Turquia amordaçada
O Partido da Justiça e do Desenvolvimento (AKP) falhou o propósito de alcançar dois terços dos deputados nas legislativas antecipadas na Turquia, apesar de ter vencido um sufrágio marcado pela repressão e a violência.
A campanha eleitoral foi caracterizada pelo medo
No sufrágio realizado domingo, 1, o AKP obteve cerca de 50 por cento dos votos contra os 24,5 por cento alcançados pelo Partido Popular Republicano (social-democrata) e os 12 por cento do Partido da Acção Nacionalista (de direita). Apesar de ter assegurado a maioria absoluta com pelo menos 315 deputados em 550, o AKP não conseguiu os dois terços dos assentos que lhe permitiriam alterar a Constituição da República, ambição expressa pelo ex-primeiro-ministro, actual presidente e líder dos islamitas conservadores, Recep Erdogan, que pretende, entre outras alterações, reforçar os seus poderes impondo um regime presidencialista.

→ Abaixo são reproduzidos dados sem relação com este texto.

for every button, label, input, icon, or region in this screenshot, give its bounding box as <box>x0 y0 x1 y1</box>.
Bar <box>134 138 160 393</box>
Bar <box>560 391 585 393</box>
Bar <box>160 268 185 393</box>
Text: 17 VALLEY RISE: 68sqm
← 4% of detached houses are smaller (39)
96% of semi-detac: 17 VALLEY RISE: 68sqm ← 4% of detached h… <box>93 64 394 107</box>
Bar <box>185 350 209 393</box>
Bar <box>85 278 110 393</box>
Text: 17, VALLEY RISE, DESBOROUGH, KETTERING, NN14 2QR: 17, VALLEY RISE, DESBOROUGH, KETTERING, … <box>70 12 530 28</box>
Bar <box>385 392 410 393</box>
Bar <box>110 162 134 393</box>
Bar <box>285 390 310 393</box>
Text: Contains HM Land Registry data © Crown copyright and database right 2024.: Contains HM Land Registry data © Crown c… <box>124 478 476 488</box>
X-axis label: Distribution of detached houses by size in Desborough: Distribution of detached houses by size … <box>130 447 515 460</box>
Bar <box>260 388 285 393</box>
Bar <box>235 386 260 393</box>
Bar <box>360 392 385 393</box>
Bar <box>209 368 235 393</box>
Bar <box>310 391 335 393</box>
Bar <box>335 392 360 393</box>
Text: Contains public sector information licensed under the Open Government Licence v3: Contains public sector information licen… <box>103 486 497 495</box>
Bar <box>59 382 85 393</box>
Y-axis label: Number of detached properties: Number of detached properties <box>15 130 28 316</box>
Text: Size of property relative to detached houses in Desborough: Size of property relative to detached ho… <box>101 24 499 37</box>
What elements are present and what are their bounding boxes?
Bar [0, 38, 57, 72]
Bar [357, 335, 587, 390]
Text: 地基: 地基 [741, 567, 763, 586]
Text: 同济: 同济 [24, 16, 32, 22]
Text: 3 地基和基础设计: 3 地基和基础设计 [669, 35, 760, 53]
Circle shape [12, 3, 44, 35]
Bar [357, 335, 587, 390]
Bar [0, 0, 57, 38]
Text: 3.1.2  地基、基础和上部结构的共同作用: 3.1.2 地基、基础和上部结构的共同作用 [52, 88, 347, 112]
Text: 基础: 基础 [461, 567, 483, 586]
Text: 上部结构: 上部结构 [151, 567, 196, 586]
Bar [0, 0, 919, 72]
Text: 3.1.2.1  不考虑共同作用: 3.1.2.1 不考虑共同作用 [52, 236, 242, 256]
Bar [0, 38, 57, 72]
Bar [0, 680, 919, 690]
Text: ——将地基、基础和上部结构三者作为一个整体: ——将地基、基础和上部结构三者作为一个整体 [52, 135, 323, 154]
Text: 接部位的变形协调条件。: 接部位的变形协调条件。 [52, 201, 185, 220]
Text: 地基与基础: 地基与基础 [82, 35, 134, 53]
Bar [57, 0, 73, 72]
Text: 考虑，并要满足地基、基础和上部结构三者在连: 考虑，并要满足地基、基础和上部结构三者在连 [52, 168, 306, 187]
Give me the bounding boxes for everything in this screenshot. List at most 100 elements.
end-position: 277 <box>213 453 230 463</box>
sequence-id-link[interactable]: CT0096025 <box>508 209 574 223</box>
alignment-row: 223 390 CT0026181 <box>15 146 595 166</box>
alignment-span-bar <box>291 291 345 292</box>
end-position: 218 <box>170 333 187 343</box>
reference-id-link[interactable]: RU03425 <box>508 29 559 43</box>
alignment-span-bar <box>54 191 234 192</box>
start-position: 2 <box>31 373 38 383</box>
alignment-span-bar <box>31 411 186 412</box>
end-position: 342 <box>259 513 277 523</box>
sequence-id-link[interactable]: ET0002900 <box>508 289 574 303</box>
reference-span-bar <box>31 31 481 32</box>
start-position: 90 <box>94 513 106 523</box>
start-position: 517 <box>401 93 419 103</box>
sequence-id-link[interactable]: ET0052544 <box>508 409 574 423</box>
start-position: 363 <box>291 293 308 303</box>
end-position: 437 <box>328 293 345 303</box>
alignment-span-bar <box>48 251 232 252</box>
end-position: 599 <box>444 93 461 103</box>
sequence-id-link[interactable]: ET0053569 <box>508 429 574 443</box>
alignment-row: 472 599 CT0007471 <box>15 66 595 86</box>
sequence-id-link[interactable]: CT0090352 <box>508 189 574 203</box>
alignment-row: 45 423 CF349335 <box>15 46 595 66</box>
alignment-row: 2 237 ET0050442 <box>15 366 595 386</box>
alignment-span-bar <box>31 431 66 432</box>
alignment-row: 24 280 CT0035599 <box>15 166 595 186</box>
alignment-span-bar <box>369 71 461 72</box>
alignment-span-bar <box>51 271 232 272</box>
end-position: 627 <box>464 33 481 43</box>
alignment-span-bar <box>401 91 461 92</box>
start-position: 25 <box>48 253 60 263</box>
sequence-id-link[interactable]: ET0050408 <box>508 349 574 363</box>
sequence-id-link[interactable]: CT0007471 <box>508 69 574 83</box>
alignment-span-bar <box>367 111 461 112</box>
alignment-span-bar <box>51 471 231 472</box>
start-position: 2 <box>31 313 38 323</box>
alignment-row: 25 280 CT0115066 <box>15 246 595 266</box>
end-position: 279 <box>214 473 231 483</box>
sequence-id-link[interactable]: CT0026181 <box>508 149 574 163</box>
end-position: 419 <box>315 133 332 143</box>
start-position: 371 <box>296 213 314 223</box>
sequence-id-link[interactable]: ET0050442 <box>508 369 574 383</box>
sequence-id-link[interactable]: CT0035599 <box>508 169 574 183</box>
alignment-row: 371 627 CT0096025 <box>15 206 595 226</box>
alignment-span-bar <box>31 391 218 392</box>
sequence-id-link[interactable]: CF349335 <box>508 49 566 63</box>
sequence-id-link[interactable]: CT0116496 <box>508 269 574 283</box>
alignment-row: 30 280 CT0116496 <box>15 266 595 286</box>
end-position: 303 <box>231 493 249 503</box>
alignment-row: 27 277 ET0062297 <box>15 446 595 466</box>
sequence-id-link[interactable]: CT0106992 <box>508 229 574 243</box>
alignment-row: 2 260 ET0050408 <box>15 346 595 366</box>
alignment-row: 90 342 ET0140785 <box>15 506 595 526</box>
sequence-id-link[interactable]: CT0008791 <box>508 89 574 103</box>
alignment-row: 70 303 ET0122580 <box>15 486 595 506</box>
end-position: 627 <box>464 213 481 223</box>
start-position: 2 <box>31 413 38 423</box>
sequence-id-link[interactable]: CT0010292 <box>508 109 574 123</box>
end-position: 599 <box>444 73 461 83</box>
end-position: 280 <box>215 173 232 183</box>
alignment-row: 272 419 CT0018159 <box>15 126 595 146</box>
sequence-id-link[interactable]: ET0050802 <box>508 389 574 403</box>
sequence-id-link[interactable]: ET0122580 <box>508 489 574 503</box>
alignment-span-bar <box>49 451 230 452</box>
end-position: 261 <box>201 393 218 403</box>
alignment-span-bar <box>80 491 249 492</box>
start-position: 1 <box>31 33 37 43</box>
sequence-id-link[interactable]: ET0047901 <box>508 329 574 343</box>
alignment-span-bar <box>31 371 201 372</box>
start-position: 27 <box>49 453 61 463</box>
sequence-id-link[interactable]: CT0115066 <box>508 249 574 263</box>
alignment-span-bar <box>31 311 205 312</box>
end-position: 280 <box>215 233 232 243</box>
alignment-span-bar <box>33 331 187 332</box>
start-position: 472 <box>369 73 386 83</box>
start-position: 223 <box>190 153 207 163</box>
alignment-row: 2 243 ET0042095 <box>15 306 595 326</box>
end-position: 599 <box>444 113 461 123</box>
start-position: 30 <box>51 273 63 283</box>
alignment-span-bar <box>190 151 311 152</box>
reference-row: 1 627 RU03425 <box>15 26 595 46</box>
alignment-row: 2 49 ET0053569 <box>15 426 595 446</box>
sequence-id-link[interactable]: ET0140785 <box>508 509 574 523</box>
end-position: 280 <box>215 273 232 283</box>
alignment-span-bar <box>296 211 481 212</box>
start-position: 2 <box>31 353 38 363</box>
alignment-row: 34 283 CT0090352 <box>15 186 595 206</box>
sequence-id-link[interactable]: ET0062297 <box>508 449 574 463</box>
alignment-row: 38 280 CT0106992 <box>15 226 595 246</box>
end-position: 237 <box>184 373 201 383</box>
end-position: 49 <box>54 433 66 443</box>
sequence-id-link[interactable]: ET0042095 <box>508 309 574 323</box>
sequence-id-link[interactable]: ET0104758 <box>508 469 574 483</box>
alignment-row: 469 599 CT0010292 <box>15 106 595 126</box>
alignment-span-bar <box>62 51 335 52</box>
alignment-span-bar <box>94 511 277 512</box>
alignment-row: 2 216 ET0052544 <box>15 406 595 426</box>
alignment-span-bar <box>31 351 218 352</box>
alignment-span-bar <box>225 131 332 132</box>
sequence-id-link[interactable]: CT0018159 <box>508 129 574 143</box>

Um outro objectivo falhado pelo AKP foi o afastamento do Partido Popular Republicano (HDP) do parlamento. A formação democrática pró-curda foi, a 7 de Junho, em boa parte responsável pela perda da maioria absoluta que a organização política de Erdogan detinha no hemiciclo. Nas legislativas antecipadas do passado domingo, o HDP conseguiu 10,4 por cento dos votos ultrapassando a barreira legal que o deixaria sem deputados.
A marcar as eleições na Turquia, além do mais e sobretudo, está a intensa campanha repressiva e de condicionamento das escolhas, e a violência e o medo como instrumentos de reforço dos situacionistas no poder.
Liberdade condicionada
A Organização para a Segurança e Cooperação na Europa e a Assembleia Parlamentar do Conselho da Europa, insuspeitas de simpatias para com as forças progressistas e de esquerda turcas, foram obrigadas a admitir que «a rápida diminuição na diversidade de meios de comunicação social e as restrições na liberdade de expressão influenciaram o processo».
Ambas notaram ainda que «tanto os ataques físicos a membros de partidos como uma importante preocupação ao nível da segurança, especialmente na região sudeste da Turquia, impuseram restrições»; que o atentado do passado dia 10 de Outubro contra uma manifestação pela paz e a democracia, em Ancara, capital do país, com um saldo de 102 mortos, «afectou significativamente a atmosfera da campanha», e que nas últimas duas semanas sobressaem «ataques e detenções de militantes e activistas de partidos, grande parte do HDP».
«A campanha eleitoral foi caracterizada pela arbitrariedade e pelo medo», consideram as organizações que, contraditoriamente, não colocam em causa a legitimidade da vitória do AKP.
Durante o período eleitoral, o governo turco intensificou a campanha militar contra o Partido dos Trabalhadores do Curdistão, com o qual rompeu as negociações de paz a 24 de Julho. O movimento pela paz e os independentistas curdos foram colocados no mesmo patamar «antipatriótico» do Estado Islâmico (que tem merecido inegável apoio da Turquia na sua sanha terrorista na vizinha Síria, mas que foi responsabilizado pelo atentado de Ancara). Dois canais de televisão e dois jornais diários, bem como dezenas de páginas de Internet e perfis nas redes sociais foram encerrados pelas autoridades turcas durante a campanha. Dois pré-adolescentes de 12 e 13 anos foram acusados de insultarem o presidente Recep Erdogan quando rasgaram um cartaz com a sua cara.
Foi neste clima de terror e mordaça que o partido de Erdogan derrotou todas as sondagem, as quais nunca lhe atribuíram mais de 40 por cento dos votos.